First time our return back to the top bl after reset:
write16(0x20000FFC,0x0027)
write16(0x20000FFE,0x0800)
The remaining times it is the same return address but we need N number of them on the stack for the code to work as written.
write16(0x20000FF4,0x003B)
write16(0x20000FF6,0x0800)
write16(0x20000FEC,0x003B)
write16(0x20000FEE,0x0800)
write16(0x20000FE4,0x003B)
write16(0x20000FE6,0x0800)
write16(0x20000FDC,0x003B)
write16(0x20000FDE,0x0800)
So as we unwind this we have those five addresses on the stack now.
read16(0x20000FDC)=0x003B
read16(0x20000FDE)=0x0800
...
read16(0x20000FFC)=0x0027
read16(0x20000FFE)=0x0800
In general bl modifies lr and places the return address on the stack (the above is thumb code not arm code but covers your questions as they work the same in this respect). so if you are nesting calls one() calls two(), two() calls three() for two() to get back to one() lr needs to be saved in two() so that it can be used, if you don't save lr then the call to three() changes lr and we can't get back.
If your recursion wants to use bl (looks like compiled code) for purity, and you want a way for that function, factorial in your example test in mine, to be able to return to the original caller then those two facts combine to having to push lr on the stack. If you want to bl to the top of the recursive function, the same entry point that the outside caller used then every call will be adding lr to the stack, and every return needs to pull it back off.

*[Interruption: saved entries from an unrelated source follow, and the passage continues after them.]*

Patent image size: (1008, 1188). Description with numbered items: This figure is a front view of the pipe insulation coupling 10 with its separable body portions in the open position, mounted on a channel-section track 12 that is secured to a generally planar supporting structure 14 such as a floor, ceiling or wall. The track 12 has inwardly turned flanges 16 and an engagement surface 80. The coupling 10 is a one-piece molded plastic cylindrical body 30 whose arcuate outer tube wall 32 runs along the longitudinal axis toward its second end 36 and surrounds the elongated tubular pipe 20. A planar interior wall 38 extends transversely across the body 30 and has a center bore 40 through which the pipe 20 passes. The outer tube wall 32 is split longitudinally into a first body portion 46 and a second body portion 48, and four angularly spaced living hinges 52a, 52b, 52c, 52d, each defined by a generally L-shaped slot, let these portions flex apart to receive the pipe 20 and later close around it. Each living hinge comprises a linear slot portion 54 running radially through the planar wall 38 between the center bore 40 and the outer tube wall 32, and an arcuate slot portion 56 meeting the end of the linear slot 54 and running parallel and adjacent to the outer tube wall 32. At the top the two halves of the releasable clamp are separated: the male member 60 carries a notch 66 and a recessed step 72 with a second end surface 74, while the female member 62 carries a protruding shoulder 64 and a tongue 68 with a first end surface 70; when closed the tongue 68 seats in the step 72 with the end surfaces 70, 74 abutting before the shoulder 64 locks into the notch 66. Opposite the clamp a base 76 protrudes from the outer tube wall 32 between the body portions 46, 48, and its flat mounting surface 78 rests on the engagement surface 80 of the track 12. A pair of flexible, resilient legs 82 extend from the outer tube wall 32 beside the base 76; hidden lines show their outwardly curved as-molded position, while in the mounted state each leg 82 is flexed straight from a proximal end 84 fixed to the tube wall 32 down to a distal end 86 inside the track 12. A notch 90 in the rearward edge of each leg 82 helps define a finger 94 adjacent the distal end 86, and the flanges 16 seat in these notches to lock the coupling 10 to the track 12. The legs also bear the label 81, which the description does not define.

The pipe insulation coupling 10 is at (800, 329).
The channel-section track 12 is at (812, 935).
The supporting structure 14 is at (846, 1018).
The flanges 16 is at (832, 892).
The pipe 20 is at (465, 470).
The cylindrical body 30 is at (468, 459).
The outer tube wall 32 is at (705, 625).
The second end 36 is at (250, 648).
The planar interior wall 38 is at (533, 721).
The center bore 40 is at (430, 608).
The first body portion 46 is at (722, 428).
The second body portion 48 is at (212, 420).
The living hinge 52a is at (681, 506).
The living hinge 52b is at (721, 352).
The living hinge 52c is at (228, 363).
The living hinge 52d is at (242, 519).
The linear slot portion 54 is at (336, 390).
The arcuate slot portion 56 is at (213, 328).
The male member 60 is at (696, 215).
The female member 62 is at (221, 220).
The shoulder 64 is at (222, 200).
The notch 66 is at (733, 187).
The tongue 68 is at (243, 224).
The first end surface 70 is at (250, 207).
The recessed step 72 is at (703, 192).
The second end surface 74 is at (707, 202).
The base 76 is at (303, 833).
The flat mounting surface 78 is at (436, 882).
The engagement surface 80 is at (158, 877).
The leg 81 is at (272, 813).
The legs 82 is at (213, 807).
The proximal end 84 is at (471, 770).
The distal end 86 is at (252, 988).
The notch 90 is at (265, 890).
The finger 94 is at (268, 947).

If you want to do some hand assembly to modify it and it doesn't call the same entry point you can get rid of the bl and the stack stuff.
test:
push {r3,lr}
test1:
cmp r0,#0
beq test2
sub r0,#1
b test1
test2:
pop {r3,pc}
can even leave the bl in there
test:
push {r3,lr}
test1:
cmp r0,#0
beq test2
sub r0,#1
bl test1
test2:
pop {r3,pc}
but if you want to return each time then breaking the loop has to be done differently. I don't have a solution off hand that uses bl and returns but is able to break out of the loop at the right time.